The distributed core is Dell’s term for on‐premises servers, either in data centers or distributed to be closer to the data and the edge.
The cloud includes the public cloud, hosted private clouds and on‐premises private clouds.
Where data is stored and processed depends on the application. Transmission and storage of large quantities of data, such as the direct readout from device sensors, is expensive and often unnecessary. Transmitting all data to the cloud for analysis and reaction may introduce unwanted delays (latencies). Increasingly, edge processing both reacts to and summarizes data. Data from IoT installations is often merged with other data, including both centralized company data and data from other edge applications.
The Dell architectural vision is one in which data and processing can be located wherever is best for the application. Virtualization and cloud software make it easy to relocate data and processing as requirements change.
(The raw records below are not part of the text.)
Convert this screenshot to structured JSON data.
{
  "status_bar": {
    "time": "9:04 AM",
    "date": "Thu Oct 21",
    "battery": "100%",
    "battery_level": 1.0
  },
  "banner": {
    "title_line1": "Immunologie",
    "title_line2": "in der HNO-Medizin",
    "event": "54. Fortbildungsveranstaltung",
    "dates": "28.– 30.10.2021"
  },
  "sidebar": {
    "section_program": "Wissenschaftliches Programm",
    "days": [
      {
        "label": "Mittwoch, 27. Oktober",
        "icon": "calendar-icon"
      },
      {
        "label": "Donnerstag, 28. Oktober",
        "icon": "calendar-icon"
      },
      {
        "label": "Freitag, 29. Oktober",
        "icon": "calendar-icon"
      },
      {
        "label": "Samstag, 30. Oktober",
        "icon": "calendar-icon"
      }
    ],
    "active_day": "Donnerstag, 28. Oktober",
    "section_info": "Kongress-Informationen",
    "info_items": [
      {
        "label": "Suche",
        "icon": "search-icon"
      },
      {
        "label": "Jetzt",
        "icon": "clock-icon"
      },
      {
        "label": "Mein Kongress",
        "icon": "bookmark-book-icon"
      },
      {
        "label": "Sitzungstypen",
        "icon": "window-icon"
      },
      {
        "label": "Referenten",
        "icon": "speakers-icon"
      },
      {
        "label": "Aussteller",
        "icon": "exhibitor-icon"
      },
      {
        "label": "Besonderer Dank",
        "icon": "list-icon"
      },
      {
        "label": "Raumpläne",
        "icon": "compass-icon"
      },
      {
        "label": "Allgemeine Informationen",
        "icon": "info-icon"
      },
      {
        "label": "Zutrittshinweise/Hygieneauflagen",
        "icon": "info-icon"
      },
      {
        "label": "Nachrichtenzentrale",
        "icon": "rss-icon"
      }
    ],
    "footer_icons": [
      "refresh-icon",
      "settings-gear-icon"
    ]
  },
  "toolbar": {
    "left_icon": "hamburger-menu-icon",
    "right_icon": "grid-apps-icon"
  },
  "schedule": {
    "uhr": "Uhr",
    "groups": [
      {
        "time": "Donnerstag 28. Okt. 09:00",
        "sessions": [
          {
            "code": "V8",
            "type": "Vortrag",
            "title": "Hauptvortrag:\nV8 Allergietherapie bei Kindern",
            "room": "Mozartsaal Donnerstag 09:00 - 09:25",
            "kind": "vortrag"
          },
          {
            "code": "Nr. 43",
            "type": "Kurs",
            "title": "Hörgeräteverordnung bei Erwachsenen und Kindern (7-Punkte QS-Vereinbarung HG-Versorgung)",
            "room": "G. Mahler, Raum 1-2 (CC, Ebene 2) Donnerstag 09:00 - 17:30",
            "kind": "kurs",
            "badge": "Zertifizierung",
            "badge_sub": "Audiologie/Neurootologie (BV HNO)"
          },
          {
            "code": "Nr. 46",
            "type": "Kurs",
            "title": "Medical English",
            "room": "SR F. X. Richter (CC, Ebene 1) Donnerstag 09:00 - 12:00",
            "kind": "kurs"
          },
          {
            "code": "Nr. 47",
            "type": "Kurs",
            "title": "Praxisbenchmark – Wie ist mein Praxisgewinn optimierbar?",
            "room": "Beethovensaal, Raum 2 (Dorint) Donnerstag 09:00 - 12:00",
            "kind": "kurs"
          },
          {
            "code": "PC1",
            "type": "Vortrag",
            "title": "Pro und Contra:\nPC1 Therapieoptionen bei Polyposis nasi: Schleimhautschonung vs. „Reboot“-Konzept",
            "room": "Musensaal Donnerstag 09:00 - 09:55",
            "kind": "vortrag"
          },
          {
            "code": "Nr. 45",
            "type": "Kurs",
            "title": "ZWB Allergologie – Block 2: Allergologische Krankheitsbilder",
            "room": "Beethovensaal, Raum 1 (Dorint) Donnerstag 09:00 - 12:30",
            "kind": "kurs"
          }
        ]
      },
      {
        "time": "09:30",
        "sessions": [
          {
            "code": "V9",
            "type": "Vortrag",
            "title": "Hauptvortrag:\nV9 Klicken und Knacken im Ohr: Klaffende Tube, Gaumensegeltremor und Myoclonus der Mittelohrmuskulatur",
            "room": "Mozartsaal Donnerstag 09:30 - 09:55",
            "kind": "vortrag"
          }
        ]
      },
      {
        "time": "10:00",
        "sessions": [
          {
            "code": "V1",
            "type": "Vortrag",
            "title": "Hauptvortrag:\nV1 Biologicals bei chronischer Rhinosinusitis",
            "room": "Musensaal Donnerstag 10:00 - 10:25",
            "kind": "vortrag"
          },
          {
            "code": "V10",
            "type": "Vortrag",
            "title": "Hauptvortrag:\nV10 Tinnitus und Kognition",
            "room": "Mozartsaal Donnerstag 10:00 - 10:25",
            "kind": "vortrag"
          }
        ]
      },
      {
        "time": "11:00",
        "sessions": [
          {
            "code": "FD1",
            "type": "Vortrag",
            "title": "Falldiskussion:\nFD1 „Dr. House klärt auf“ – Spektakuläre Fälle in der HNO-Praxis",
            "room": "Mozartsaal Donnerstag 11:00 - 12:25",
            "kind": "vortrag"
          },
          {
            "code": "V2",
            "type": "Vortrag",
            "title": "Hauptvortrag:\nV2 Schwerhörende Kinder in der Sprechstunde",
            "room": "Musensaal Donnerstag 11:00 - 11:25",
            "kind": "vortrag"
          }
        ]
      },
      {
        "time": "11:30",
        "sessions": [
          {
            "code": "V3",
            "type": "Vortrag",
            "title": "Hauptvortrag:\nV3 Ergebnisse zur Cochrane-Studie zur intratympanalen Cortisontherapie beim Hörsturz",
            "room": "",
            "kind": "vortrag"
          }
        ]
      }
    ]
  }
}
While Dell participates in all three tiers, the company’s greatest interests are in the edge and distributed core, which play to the company’s strengths in building computation and storage devices of all sizes and specifications, including edge gateways. Dell wants to play well with the cloud, but make the “distributed core” and edge more attractive for many applications.
Because IoT solutions are more diverse than other types of applications, and because IoT incorporates edge devices capable of generating enormous quantities of data, an IoT infrastructure architecture should be very flexible, with the ability to adjust capacity quickly. IoT potentially makes the greatest demands on infrastructure, so an architecture that can handle multiple IoT solutions is capable of handling most other application requirements. This is one reason for Dell’s use of IoT to represent its innovation infrastructure initiative; the other reason is that IoT is now top‐of‐mind for both management and IT.